Le morceau suivant, « Death of the Stag », est un morceau pénétrant par le contrepoint, entre une mélodie légèrement décalée dans les mediums, tandis que les basses, puissantes, servent cette musique un peu comme le ferait un orchestre par le biais d’une session de trombones. La musique engendrée par cette orchestration surprenante rappelle des sonorités orientales. Attaché aux mythes et au folklore, Grim Heka nous plonge dans les rêveries d’Eithne, une déesse du folklore irlandais qui est le symbole de la féminité et de la poésie. « Eithne’s Dream » tisse sa toile de nappes de synthétiseurs, qui ne laissent finalement que peu de place à la rêverie, tant les textures nous emmènent dans une matière dense et abstraite.

« Gathering Storm » est la pièce phare de cet album. Le synthétiseur sonne comme des cuivres. Un sample de pluie puis un rythme enjoué transforme une musique plein de spleen en une rêverie attachantes et inventive. Ce morceau, plein de subtilité, remplit l’espace avec goût et réussit, dans un format long à sceller, des évolutions qui renvoient à des méthodes de compositions classiques. Des voix et différentes aspérités rendent cette tempête onirique et mystérieuse. « Forgotten Lore » conclut parfaitement cet album au travers d’un thème aérien et minimaliste à l’image de cette album, qui séduit par ses sonorités nouvelles et précises.

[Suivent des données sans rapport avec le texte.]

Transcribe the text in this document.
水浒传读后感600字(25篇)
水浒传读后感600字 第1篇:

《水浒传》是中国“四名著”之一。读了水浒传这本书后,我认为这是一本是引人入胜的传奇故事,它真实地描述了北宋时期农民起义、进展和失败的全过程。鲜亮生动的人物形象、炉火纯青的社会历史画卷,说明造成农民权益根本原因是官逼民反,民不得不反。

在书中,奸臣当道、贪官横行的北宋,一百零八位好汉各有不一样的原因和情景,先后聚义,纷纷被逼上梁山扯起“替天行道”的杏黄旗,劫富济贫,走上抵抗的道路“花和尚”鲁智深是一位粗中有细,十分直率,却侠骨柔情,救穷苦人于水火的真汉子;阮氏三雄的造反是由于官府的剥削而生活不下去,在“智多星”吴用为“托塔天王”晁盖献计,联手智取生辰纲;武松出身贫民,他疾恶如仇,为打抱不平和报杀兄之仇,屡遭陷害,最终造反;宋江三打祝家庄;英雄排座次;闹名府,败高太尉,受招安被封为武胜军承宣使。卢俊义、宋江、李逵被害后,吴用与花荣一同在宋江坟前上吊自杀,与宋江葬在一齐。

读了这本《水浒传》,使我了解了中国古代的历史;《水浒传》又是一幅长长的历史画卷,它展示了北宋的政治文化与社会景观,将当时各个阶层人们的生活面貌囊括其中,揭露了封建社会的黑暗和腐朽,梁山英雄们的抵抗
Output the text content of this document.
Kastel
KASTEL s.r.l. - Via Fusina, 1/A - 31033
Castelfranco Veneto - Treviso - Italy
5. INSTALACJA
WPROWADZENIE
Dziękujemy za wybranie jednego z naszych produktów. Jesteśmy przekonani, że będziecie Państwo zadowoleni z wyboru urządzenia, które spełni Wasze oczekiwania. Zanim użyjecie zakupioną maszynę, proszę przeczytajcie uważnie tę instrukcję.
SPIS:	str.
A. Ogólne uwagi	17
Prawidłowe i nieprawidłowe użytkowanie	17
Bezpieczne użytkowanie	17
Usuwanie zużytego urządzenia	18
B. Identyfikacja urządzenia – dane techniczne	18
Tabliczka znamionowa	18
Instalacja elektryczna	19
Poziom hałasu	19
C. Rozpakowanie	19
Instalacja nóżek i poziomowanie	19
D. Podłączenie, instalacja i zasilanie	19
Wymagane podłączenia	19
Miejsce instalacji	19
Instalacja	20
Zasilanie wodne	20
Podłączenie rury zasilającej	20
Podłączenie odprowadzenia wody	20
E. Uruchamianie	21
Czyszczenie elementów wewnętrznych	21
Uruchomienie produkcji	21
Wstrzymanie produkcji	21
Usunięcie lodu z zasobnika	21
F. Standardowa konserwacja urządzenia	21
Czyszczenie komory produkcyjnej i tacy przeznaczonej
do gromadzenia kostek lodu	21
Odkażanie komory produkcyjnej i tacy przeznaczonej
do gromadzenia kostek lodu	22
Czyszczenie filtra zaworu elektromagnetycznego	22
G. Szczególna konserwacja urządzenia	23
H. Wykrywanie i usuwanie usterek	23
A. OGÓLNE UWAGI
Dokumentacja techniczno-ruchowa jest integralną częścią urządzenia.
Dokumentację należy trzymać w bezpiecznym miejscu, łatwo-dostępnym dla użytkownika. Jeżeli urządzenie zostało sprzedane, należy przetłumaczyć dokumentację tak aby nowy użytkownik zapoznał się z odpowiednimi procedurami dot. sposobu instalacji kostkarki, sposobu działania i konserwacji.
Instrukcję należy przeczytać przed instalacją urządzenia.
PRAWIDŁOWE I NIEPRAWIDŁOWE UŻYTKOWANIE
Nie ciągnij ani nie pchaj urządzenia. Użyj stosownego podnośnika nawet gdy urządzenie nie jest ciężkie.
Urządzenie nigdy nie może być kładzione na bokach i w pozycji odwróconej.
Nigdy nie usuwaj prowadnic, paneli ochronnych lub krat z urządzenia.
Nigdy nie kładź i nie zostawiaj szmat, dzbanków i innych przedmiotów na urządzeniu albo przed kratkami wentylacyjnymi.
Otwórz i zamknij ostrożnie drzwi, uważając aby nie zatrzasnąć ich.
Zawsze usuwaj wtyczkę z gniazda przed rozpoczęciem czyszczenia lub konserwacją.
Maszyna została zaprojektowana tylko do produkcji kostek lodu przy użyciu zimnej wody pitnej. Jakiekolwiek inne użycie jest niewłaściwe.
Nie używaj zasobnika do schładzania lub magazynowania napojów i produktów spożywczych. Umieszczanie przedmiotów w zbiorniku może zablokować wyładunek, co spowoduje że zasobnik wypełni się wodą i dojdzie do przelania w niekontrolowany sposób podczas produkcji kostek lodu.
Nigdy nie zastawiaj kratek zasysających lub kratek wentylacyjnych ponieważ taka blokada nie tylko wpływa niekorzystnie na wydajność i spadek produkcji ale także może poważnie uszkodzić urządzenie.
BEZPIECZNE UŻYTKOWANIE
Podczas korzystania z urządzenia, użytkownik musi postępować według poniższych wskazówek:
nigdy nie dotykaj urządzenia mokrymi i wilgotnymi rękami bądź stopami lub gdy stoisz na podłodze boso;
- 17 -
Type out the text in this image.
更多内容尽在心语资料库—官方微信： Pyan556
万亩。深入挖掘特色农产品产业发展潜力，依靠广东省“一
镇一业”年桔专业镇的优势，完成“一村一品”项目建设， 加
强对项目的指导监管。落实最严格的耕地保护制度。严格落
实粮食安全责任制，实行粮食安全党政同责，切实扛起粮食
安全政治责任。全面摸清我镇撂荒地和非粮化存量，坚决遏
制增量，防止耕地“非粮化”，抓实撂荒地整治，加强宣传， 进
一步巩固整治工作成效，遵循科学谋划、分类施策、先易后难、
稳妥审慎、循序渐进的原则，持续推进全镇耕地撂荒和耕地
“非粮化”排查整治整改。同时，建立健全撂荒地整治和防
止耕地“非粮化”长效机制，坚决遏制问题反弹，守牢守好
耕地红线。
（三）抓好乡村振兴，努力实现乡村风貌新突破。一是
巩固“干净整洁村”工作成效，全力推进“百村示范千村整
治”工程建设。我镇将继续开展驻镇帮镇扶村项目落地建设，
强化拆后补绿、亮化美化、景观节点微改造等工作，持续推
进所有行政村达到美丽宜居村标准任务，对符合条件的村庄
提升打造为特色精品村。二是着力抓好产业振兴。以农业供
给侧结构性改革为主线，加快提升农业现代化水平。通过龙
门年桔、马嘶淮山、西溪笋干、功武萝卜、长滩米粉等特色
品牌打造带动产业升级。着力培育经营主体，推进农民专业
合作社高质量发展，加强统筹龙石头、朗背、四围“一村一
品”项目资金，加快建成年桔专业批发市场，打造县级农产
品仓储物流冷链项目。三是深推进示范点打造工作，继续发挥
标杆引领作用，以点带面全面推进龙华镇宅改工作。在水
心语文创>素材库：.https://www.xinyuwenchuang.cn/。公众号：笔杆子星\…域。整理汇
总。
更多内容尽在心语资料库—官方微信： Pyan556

Grim Heka, à travers des sonorités électroniques et habitées, nous livre un album de premier choix dans un registre dans lequel les artistes se répètent souvent. Cette musique ne se complaît pas dans les poncifs du genre, mais trouve la formule juste pour bâtir une narration efficace autour d’un univers musical minimaliste qui va chercher dans l’expérimentation des sonorités inattendues. Nous regrettons que le décor proposé, les légendes pictes, soit trop en retrait, mais nous ne pouvons que saluer le travail d’un musicien détaché de ses outils au service de la musique.